The panel was created to coordinate and control security agencies whose leaders are hostile to Mr. Tsvangirai, long in the opposition, and, say observers, to power-sharing itself.
Tsvangirai spokesman James Maridadi says his boss met separately later with Mr. Mugabe followed by a discussion with Foreign Minister Simbarashe Mumbengenwi on re-engaging the international community and refurbishing Zimbabwe's national image.Maridadi told reporter Blessing Zulu of VOA's Studio 7 for Zimbabwe that the first cabinet meeting went well and lasted for two hours, but he declined to disclose the agenda.
Political observer Earnest Mudzengi, a senior official of the National Constitutional Assembly, said the first cabinet meeting showed that there is no going back on the deal.
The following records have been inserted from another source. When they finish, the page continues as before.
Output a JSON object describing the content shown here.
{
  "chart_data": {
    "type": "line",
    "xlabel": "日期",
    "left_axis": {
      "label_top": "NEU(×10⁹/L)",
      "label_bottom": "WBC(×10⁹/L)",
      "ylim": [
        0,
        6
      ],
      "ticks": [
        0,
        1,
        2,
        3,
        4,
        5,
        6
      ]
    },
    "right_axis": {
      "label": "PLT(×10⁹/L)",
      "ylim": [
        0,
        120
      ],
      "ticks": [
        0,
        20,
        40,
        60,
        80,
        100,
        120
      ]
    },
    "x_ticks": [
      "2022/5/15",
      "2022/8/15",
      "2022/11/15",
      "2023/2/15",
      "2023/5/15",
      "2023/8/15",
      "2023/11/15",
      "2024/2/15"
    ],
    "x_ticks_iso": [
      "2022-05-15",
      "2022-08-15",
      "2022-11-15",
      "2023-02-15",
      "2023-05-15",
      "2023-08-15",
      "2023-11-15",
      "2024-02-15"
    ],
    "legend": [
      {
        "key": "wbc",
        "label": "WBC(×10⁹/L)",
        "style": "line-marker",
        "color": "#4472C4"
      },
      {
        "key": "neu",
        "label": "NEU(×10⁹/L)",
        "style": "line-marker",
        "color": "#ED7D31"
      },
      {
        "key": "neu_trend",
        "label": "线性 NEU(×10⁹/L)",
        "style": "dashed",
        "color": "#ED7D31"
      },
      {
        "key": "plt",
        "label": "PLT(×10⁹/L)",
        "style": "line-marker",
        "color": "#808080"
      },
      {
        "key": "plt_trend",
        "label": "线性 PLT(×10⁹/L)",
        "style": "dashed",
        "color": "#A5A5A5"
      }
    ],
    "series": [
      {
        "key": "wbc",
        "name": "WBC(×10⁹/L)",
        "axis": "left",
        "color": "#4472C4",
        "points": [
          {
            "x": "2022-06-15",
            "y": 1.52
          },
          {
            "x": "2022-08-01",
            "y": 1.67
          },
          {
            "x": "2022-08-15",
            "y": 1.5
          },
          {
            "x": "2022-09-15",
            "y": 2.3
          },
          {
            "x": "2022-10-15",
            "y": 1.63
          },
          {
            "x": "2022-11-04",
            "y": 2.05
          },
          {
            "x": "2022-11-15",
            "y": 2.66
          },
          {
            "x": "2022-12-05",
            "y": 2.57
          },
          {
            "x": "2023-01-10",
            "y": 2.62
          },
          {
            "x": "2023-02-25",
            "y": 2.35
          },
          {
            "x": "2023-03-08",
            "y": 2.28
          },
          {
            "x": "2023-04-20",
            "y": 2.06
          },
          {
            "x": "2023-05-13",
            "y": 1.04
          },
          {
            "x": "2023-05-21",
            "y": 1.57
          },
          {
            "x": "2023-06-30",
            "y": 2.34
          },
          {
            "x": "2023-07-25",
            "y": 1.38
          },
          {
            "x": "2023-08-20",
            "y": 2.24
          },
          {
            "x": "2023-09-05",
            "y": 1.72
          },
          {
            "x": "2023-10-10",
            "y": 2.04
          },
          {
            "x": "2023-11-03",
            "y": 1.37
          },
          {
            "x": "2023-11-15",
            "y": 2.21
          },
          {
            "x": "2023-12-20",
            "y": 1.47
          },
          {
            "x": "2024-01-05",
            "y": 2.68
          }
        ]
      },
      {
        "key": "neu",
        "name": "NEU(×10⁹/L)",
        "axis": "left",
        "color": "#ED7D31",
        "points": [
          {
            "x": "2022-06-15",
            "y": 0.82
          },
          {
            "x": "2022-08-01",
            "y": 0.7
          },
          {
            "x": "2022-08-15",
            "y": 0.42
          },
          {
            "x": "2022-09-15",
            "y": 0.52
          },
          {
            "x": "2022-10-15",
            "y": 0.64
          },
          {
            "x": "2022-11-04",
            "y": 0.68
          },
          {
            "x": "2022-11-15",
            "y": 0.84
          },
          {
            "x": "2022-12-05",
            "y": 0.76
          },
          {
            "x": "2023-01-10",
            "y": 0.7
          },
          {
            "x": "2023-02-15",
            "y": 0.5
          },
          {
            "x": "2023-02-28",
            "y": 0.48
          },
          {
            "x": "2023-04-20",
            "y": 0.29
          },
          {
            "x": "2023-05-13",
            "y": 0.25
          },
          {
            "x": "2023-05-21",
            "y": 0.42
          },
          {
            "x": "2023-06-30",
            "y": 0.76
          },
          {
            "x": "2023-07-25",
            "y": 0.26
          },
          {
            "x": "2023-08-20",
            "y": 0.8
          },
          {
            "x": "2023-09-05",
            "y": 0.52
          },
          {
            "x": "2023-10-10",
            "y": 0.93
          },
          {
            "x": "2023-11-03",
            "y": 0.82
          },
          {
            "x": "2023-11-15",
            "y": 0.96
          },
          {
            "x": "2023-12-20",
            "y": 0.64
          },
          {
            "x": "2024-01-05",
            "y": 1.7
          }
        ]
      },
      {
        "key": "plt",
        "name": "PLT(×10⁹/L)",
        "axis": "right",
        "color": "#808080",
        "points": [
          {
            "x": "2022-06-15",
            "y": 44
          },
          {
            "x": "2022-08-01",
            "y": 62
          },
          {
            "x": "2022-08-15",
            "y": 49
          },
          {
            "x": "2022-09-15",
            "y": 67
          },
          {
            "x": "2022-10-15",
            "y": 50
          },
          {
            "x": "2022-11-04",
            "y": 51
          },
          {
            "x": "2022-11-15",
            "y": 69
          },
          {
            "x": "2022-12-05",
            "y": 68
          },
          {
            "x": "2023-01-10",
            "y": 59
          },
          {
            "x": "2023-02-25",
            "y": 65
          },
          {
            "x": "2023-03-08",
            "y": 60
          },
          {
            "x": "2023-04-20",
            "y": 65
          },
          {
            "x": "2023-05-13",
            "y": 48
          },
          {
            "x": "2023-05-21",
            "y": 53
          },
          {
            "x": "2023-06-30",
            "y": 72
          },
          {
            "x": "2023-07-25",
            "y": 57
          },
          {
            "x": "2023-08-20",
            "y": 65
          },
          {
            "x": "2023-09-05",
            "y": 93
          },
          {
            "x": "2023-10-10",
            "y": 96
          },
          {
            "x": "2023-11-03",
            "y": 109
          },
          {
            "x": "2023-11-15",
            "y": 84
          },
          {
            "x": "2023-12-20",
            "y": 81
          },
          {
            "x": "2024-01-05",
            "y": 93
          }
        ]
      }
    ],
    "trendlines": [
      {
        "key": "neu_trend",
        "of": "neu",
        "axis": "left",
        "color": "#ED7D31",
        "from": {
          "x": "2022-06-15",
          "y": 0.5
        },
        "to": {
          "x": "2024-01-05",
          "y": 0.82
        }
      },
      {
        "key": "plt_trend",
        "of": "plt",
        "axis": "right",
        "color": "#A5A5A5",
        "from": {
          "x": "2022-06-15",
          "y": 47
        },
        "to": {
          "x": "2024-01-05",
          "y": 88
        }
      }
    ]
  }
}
Meanwhile pressure was mounting on the new government to effect the release of deputy agriculture minister-designate Roy Bennett, treasurer of Mr. Tsvangirai's Movement for Democratic Change, and about 30 other political prisoners.
Bennett’s lawyer, Trust Maanda, said his client appeared in court Tuesday in Mutare to face two charges: possessing weapons with the intention of toppling the government and trying to leave Zimbabwe without clearing immigrations. Bennett was taken off a plane and arrested at Charles Prince Airport outside Harare on Friday, the day the cabinet was sworn in.
Maanda said Magistrate Livingstone Chipadze is to rule on Wednesday if the charges warrant being pursued. Government sources said the Joint Monitoring and Implementation Committee co-chaired by all the parties to the power-sharing arrangement was to meet Wednesday to examine the Bennett case and those of other political or civic activists being held.
International pressure for the release of the political prisoners stepped up. U.S. Rep. Howard Berman, chairman of the House Foreign Affairs Committee, described the arrest of the MDC official as “shocking,” calling for Western sanctions to be continued until he is freed.
Amnesty International urged the African Union and United Nations to send monitors to look into human rights violations by Zimbabwean security agencies during the transition.
In addition to Bennett's arrest it cited those of 10 activists in Bulawayo - seven members of the group Women of Zimbabwe Arise and three Radio Dialogue staff held in that city.